Train¶
The train command is a simple interface to pretrain a large number of models using different SSL methods. An example command looks like this:
import lightly_train
if __name__ == "__main__":
    lightly_train.train(
        out="out/my_experiment",
        data="my_data_dir",
        model="torchvision/resnet50",
        method="distillation",
        epochs=100,
        batch_size=128,
    )
lightly-train train out="out/my_experiment" data="my_data_dir" model="torchvision/resnet50" method="distillation" epochs=100 batch_size=128
This will pretrain a ResNet-50 model from TorchVision using images from my_data_dir
and the DINOv2 distillation pretraining method. All training logs, model exports, and
checkpoints are saved to the output directory at out/my_experiment.
Tip
See lightly_train.train() for a complete list of available arguments.
Out¶
The out argument specifies the output directory where all training logs, model exports,
and checkpoints are saved. It looks like this after training:
out/my_experiment
├── checkpoints
│   ├── epoch=99-step=123.ckpt                          # Intermediate checkpoint
│   └── last.ckpt                                       # Last checkpoint
├── events.out.tfevents.1721899772.host.1839736.0       # TensorBoard logs
├── exported_models
|   └── exported_last.pt                                # Final model exported
├── metrics.jsonl                                       # Training metrics
└── train.log                                           # Training logs
The final model checkpoint is saved to out/my_experiment/checkpoints/last.ckpt. The
file out/my_experiment/exported_models/exported_last.pt contains the final model,
exported in the default format (package_default) of the used library (see
export format for more details).
Tip
Create a new output directory for each experiment to keep training logs, model exports, and checkpoints organized.
Data¶
The data directory data="my_data_dir" can have any structure, including nested
subdirectories. LightlyTrain finds all images in the directory recursively.
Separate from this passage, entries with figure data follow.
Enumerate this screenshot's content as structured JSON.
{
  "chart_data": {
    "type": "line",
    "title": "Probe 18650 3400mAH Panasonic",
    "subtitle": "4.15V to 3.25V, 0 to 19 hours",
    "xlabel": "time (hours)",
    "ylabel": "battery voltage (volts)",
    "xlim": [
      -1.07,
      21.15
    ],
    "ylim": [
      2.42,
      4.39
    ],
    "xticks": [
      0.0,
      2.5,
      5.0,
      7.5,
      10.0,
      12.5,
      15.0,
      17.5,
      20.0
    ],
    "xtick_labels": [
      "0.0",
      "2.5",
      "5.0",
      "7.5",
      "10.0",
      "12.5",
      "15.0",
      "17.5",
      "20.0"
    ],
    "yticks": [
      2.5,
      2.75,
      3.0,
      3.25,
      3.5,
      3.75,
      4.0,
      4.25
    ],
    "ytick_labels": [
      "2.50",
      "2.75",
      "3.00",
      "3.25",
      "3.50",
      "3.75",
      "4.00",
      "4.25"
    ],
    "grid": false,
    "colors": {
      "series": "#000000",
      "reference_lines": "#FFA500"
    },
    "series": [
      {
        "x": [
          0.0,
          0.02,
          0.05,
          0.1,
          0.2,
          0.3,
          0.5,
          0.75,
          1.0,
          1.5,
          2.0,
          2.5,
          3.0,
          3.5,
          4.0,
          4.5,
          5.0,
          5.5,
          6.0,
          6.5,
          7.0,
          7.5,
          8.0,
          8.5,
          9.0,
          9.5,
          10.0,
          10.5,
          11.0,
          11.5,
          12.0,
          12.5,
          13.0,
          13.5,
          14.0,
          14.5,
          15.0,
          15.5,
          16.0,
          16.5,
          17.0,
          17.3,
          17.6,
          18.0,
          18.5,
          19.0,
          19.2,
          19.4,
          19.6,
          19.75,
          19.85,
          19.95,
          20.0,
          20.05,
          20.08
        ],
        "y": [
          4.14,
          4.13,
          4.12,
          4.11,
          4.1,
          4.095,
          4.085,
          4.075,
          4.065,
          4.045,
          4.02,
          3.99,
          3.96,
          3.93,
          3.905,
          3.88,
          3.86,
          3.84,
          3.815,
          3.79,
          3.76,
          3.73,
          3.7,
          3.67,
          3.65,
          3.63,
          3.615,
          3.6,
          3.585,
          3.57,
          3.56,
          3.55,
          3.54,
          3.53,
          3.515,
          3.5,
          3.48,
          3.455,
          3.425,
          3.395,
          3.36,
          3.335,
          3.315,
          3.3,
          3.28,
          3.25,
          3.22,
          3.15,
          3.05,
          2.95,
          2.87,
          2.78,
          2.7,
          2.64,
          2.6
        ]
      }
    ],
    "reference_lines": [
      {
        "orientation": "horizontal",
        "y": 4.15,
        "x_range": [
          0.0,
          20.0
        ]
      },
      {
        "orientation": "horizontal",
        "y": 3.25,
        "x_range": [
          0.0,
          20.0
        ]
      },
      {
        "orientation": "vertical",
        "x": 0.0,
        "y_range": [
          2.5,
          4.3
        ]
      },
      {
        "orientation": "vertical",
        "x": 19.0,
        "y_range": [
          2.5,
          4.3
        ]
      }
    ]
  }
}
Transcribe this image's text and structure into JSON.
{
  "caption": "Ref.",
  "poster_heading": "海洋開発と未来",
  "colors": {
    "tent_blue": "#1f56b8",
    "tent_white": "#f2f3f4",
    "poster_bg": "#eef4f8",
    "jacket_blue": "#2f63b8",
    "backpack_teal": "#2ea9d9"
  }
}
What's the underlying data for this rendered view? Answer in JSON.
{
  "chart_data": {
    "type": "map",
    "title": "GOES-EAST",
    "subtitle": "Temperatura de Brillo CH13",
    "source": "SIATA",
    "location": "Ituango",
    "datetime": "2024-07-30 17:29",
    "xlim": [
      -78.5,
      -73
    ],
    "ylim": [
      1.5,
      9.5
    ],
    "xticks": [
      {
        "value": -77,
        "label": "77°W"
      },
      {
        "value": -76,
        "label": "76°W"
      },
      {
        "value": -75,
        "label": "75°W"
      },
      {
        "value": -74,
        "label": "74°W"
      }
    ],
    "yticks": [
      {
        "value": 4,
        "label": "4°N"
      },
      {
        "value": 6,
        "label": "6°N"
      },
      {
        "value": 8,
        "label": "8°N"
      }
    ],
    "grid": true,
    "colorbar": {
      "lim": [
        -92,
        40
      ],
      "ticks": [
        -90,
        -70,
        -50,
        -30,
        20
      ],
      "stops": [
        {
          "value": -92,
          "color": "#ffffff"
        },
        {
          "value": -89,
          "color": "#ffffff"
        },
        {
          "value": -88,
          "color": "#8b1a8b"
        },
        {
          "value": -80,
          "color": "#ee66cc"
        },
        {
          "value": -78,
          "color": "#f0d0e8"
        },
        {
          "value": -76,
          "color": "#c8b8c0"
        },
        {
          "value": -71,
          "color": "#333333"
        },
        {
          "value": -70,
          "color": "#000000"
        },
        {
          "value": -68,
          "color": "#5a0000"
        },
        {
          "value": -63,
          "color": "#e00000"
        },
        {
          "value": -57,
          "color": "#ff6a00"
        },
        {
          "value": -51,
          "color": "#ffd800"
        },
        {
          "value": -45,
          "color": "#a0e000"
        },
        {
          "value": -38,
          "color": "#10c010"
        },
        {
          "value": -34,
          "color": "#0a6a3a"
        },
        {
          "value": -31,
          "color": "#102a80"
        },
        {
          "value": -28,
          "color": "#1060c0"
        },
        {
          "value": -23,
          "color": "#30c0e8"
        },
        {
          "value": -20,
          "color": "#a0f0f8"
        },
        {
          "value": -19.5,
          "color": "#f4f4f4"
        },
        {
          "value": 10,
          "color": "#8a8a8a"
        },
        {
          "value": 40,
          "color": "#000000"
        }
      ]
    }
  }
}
The following image formats are supported:
jpg
jpeg
png
ppm
bmp
pgm
tif
tiff
webp
Model¶
See Models for a list of all supported models.
Method¶
See Methods for a list of all supported methods.
Loggers¶
Logging is configured with the loggers argument. The following loggers are
supported:
jsonl: Logs training metrics to a .jsonl file (enabled by default)tensorboard: Logs training metrics to TensorBoard (enabled by default, requires TensorBoard to be installed)wandb: Logs training metrics to Weights & Biases (disabled by default, requires Weights & Biases to be installed)
JSONL¶
The JSONL logger is enabled by default and logs training metrics to a .jsonl file
at out/my_experiment/metrics.jsonl.
Disable the JSONL logger with:
loggers={"jsonl": None}
loggers.jsonl=null
TensorBoard¶
TensorBoard logs are automatically saved to the output directory. Run TensorBoard in a new terminal to visualize the training progress:
tensorboard --logdir out/my_experiment
Disable the TensorBoard logger with:
loggers={"tensorboard": None}
loggers.tensorboard=null
Weights & Biases¶
Important
Weights & Biases must be installed with pip install "lightly-train[wandb]".
The Weights & Biases logger can be configured with the following arguments:
import lightly_train
if __name__ == "__main__":
    lightly_train.train(
        out="out/my_experiment",
        data="my_data_dir",
        model="torchvision/resnet50",
        loggers={
            "wandb": {
                "project": "my_project",
                "name": "my_experiment",
                "log_model": False,              # Set to True to upload model checkpoints
            },
        },
    )
lightly-train train out="out/my_experiment" data="my_data_dir" model="torchvision/resnet50" loggers.wandb.project="my_project" loggers.wandb.name="my_experiment" loggers.wandb.log_model=False
More configuration options are available through the Weights & Biases environment variables. See the Weights & Biases documentation for more information.
Disable the Weights & Biases logger with:
loggers={"wandb": None}
loggers.wandb=null
Advanced Options¶
Input Image Resolution¶
The input image resolution can be set with the transform_args argument. By default a resolution of 224x224 pixels is used. A custom resolution can be set like this:
transform_args = {"image_size": (448, 448)} # (height, width)
transform_args.image_size="\[448,448\]"  # (height, width)
Warning
Not all models support all image sizes.
Performance Optimizations¶
For performance optimizations, e.g. using accelerators, multi-GPU, multi-node, and half precision training, see the performance page.